Volatile fatty acids were determined by GC after submitting the samples to an acid–base treatment followed by an diethyl ether extraction and derivatisation⁽Reference Jensen and Jorgensen⁴⁵⁾. Ammonia was determined with the aid of a gas sensitive electrode (Crison ISE- 9665, Crison Instruments, S.A.). A measure of 3 g of digesta was diluted (1:2) with 0·16 m-NaOH, and after homogenisation, samples were centrifuged (1500 g) for 10 min. Subsequently, the ammonia released from the samples was measured in the supernatants using a digital voltmeter (Crison GLP 22, Crison Instruments, S.A.)⁽Reference Jensen and Jorgensen⁴⁵⁾. The crude protein measurement on colon digesta was performed in a combustion analyser (TruSpec CN, LECO Corporation).

Tissue samples for morphological measures were dehydrated and embedded in paraffin wax, sectioned at 4 μm thickness and stained with haematoxylin and eosin. Morphological measurements were performed with a light microscope (BHS, Olympus)⁽Reference Nofrarias, Manzanilla and Pujols⁴⁶⁾.

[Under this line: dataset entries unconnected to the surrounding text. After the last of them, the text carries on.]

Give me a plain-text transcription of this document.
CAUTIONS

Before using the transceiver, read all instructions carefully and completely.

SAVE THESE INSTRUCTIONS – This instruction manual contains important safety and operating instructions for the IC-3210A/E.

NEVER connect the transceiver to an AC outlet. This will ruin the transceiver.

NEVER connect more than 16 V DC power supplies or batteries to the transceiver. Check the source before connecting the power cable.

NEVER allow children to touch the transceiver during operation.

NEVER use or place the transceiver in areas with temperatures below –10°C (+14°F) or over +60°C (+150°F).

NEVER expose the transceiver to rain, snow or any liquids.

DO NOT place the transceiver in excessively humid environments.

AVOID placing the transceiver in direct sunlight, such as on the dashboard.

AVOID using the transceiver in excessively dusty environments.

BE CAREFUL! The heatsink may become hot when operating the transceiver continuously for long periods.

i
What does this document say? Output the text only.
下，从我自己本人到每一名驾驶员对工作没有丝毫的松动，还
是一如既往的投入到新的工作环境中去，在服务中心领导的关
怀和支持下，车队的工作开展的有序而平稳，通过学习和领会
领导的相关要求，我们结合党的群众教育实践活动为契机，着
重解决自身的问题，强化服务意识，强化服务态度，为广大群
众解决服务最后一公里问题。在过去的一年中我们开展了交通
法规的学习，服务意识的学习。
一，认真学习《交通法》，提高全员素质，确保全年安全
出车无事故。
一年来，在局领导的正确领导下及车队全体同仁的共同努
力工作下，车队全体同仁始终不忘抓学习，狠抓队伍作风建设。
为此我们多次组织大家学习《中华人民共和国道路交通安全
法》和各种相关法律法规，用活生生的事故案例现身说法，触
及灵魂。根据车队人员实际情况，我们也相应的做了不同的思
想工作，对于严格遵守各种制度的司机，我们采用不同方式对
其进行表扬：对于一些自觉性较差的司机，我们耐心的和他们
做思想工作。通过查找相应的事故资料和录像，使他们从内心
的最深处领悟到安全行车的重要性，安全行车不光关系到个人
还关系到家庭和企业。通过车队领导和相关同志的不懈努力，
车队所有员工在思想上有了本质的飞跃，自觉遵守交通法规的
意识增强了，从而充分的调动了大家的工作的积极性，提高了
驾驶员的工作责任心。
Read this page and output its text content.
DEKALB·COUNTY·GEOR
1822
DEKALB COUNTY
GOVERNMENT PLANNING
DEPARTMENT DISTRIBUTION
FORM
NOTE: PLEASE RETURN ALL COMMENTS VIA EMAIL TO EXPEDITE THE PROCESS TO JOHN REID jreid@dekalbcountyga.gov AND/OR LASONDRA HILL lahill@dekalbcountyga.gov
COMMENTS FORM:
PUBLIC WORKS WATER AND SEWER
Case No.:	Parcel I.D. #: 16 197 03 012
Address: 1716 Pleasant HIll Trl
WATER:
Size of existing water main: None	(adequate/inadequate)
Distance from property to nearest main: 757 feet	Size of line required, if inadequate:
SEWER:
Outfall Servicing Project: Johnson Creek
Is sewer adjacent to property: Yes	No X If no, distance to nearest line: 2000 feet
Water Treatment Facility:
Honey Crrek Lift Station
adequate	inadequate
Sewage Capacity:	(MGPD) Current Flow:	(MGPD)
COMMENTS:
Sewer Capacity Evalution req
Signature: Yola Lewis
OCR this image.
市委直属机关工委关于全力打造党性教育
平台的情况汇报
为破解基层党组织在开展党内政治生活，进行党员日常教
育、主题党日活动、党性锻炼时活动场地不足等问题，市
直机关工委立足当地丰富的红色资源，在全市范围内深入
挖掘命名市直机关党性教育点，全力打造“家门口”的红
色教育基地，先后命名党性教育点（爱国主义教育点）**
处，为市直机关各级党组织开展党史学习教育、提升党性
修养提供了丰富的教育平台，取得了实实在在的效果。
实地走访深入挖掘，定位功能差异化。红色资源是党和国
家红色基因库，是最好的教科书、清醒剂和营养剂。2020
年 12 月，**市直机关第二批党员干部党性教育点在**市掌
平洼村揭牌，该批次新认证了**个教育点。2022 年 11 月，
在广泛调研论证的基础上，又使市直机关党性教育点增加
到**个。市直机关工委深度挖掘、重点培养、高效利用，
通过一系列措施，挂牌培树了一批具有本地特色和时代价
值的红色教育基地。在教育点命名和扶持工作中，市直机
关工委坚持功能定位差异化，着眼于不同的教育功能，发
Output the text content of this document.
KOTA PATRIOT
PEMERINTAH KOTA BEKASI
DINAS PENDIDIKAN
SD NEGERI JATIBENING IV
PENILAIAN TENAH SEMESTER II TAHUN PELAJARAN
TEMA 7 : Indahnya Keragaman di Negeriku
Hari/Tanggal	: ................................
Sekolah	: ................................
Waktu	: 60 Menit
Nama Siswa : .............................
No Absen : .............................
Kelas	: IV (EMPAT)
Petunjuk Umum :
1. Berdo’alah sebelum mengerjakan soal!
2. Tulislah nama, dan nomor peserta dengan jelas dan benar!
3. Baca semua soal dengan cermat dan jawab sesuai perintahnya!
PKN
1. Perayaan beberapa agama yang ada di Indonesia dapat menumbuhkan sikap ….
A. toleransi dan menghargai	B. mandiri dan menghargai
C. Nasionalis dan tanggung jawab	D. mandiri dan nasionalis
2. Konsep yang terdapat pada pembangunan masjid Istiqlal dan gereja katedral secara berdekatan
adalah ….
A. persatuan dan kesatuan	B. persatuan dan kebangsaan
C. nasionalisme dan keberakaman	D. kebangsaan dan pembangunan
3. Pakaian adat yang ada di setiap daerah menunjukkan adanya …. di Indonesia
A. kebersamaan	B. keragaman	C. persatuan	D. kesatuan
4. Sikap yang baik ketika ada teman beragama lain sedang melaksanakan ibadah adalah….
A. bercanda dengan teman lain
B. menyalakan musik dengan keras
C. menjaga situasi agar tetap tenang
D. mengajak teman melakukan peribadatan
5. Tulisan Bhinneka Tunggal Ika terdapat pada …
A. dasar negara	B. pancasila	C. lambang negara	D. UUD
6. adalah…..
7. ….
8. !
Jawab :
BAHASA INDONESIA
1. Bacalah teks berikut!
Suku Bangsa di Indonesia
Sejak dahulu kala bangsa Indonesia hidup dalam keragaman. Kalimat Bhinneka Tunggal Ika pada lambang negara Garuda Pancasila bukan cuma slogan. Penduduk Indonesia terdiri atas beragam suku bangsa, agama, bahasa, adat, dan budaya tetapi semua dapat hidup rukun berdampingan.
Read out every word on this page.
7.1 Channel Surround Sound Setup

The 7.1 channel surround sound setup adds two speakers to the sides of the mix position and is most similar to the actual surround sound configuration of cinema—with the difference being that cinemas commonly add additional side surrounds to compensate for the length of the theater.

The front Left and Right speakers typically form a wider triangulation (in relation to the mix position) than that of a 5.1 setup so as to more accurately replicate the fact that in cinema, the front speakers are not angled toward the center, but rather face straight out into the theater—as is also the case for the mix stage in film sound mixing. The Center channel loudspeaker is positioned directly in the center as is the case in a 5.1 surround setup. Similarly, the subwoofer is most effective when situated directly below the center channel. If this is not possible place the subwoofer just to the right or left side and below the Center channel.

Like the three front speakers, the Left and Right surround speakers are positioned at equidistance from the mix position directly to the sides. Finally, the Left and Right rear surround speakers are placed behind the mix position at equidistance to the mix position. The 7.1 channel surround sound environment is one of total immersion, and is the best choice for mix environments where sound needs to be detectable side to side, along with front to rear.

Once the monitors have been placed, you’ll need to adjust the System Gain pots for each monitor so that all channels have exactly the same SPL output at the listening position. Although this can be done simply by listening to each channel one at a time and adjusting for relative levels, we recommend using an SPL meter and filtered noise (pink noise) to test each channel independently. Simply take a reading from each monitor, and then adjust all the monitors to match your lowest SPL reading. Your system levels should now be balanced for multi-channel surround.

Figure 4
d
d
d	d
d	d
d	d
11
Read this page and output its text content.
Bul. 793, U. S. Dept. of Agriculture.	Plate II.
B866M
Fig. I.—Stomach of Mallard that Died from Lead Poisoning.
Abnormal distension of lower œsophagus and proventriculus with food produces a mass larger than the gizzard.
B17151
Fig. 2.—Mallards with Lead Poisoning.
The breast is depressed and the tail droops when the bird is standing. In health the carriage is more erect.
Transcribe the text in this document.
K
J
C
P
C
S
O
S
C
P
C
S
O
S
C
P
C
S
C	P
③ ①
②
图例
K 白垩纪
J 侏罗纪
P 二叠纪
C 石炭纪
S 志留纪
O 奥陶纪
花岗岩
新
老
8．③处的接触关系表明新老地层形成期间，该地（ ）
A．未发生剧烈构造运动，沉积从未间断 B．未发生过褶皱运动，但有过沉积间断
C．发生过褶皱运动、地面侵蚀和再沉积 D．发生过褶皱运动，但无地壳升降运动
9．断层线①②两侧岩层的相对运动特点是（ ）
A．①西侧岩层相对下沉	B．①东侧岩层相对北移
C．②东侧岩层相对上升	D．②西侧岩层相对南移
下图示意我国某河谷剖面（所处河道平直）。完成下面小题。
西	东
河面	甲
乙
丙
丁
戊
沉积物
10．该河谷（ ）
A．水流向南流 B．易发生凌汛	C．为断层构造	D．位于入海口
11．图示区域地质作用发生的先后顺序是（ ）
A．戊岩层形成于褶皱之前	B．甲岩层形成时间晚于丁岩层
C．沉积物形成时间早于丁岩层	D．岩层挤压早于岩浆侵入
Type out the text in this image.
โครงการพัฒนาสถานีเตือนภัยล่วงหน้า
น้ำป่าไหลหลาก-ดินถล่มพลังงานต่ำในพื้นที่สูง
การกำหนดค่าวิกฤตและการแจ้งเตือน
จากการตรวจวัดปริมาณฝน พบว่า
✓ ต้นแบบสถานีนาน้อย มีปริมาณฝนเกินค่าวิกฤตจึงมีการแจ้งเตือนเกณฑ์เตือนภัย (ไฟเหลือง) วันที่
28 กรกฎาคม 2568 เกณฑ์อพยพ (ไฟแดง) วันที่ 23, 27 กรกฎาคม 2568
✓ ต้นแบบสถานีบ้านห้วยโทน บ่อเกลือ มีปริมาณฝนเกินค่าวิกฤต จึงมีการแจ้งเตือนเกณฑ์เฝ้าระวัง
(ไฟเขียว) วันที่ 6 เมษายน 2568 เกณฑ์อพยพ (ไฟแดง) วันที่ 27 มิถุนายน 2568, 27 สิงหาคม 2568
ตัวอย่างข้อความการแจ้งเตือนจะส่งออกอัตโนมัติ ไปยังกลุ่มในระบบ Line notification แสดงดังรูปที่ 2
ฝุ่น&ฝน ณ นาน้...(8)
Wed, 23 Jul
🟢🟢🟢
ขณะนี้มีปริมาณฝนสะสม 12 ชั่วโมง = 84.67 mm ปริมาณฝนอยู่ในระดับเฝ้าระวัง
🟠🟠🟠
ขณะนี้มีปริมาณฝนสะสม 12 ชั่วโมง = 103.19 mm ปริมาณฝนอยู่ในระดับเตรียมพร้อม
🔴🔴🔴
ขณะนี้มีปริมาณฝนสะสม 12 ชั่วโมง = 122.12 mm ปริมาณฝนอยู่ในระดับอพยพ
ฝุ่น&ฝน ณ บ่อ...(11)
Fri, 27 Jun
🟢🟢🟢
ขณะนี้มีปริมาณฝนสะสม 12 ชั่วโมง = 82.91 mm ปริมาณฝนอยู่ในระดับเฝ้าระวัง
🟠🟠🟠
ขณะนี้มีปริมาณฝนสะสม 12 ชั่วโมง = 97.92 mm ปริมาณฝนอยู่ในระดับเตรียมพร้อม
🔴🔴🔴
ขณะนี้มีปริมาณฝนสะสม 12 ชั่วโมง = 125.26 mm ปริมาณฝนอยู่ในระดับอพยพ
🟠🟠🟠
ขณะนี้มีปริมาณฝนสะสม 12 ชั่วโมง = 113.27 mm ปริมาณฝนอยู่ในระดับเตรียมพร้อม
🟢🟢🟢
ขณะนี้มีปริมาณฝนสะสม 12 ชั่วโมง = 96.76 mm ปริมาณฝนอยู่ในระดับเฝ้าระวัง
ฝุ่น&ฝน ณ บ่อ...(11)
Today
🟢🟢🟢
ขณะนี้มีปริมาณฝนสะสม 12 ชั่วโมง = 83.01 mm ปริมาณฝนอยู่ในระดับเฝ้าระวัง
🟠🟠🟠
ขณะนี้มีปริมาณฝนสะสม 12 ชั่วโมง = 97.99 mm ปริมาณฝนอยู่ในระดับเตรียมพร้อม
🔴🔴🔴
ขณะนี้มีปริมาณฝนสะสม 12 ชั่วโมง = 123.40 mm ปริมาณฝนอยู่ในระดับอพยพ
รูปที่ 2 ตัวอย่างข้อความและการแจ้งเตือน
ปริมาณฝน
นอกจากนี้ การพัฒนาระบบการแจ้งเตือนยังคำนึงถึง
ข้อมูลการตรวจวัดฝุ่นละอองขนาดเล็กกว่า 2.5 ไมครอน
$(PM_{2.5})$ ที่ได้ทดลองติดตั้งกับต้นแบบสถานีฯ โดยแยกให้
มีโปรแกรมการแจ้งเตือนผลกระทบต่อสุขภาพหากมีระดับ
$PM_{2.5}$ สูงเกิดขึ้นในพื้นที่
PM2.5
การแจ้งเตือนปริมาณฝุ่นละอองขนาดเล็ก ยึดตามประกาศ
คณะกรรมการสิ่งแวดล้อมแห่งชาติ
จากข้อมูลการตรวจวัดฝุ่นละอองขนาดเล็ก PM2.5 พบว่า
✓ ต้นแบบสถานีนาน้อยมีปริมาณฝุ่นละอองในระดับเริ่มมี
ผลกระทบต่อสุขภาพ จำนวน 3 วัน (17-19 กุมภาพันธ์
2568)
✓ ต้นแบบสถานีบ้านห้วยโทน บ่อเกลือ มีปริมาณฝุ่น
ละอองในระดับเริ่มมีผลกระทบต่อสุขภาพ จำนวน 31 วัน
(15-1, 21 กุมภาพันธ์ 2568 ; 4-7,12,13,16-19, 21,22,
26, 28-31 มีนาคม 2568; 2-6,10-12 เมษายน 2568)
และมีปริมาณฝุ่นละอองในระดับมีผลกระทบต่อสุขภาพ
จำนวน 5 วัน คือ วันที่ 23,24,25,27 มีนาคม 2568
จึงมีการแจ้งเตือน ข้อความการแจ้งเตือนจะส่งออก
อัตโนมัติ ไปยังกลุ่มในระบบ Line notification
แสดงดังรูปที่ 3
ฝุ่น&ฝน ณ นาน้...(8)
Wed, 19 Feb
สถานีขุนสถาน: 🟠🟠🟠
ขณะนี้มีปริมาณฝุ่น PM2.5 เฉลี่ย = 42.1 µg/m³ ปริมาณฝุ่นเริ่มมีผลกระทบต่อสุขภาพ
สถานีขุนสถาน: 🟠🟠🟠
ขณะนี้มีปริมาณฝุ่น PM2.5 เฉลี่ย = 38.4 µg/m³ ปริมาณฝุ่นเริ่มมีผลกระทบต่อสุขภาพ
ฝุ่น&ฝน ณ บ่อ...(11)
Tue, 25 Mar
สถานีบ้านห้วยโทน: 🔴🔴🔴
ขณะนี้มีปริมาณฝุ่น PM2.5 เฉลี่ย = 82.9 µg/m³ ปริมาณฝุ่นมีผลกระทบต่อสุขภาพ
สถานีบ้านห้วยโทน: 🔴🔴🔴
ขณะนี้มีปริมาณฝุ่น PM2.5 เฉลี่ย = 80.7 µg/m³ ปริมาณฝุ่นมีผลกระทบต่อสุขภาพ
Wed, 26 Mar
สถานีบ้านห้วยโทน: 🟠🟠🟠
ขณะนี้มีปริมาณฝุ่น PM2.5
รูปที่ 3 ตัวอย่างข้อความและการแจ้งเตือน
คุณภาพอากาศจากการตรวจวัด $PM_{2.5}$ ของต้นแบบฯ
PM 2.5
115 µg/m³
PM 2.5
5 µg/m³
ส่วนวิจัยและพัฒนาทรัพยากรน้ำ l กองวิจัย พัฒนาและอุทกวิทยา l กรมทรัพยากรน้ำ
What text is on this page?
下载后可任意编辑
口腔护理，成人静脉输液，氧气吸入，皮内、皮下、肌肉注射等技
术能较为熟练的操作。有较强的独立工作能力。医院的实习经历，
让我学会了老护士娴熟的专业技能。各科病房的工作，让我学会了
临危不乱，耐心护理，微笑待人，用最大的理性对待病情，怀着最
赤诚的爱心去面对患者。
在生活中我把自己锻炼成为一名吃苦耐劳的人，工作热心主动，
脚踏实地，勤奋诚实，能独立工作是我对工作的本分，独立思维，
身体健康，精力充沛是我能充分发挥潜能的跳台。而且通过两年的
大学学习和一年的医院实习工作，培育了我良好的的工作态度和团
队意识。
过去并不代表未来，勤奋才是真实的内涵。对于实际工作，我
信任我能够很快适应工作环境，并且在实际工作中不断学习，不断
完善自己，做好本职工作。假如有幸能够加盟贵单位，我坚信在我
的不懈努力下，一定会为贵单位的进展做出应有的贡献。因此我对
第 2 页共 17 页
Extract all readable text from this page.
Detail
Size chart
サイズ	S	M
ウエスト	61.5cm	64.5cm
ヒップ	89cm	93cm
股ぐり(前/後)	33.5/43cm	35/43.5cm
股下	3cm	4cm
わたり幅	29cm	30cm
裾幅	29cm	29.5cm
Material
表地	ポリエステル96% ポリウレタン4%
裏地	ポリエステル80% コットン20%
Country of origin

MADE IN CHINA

Serum was obtained from 10 ml blood drawn into the tubes (without anticoagulant) and by centrifugation of blood at 3000 g, for 15 min at 4°C. Concentrations of TNF-α and interferon-γ were determined by Quantikine^® Porcine TNF-α and interferon-γ kits, respectively (R&D Systems). Pig major acute-phase protein (Pig-MAP) concentration was determined by a sandwich-type ELISA (Pig MAP Kit ELISA, Pig CHAMP Pro Europe S.A.), according to the manufacturer's instructions.

The FISH technique was performed by modifying the protocol described by Swidsinski et al. ⁽Reference Swidsinski, Weber and Loening-Baucke⁴¹⁾. Briefly, triplicate samples of frozen ileum were sliced (5 μm thick) on a Leica CM 1900^® (Leica Microsystems GmbH) cryostat. The tissue samples were placed in Superfrost Gold Plus^® (Thermo Fisher Scientific) and fixed with 4 % (w/v) paraformaldehyde solution for 30 min. Oligonucleotide probes were synthesised by TIB Molbiol GmbH, using carbocyanite-3 and FITC dyes, added at the 5′ end to the EC1531 probe, and the EUB338, NON338 probes, respectively. EC1531 probe was used to identify E. coli bacteria on samples, EUB338 to all kind of bacteria, whereas NON338 was used to distinguish non-specific hybridisation sites. A hybridisation buffer (0·9 m-NaCl, 20 mm-Tris–HCl (pH 7·4), 2 % formamide and 0·1 % SDS) was used at 50°C for 45 min. Furthermore, 4,6-diamidino-2-phenylindole staining was used to mark all the eukaryotic cells' nuclei. The in situ quantification of mucosal bacteria was visualised with a Confocal Laser Microscope (Fluoview FV1000, Olympus GmbH) and photo documented with an Olympus camera and software (FV-ASW, version 1.7c; Olympus GmbH). Quantification was performed when the hybridisation signals were clear and morphologically distinguishable as bacterial cells by at least triple-colour identification with universal and group-specific FISH probes and 4,6-diamidino-2-phenylindole staining and by the absence of cross-hybridisation or hybridisation using the NON338 nonsense probe. From each triplicate sample, the percentage of villi with adhered bacteria was determined by the same person who was blind to the treatments, and using twenty microscopical fields, the total number of villi and the number of them with the presence of adherent E. coli were counted.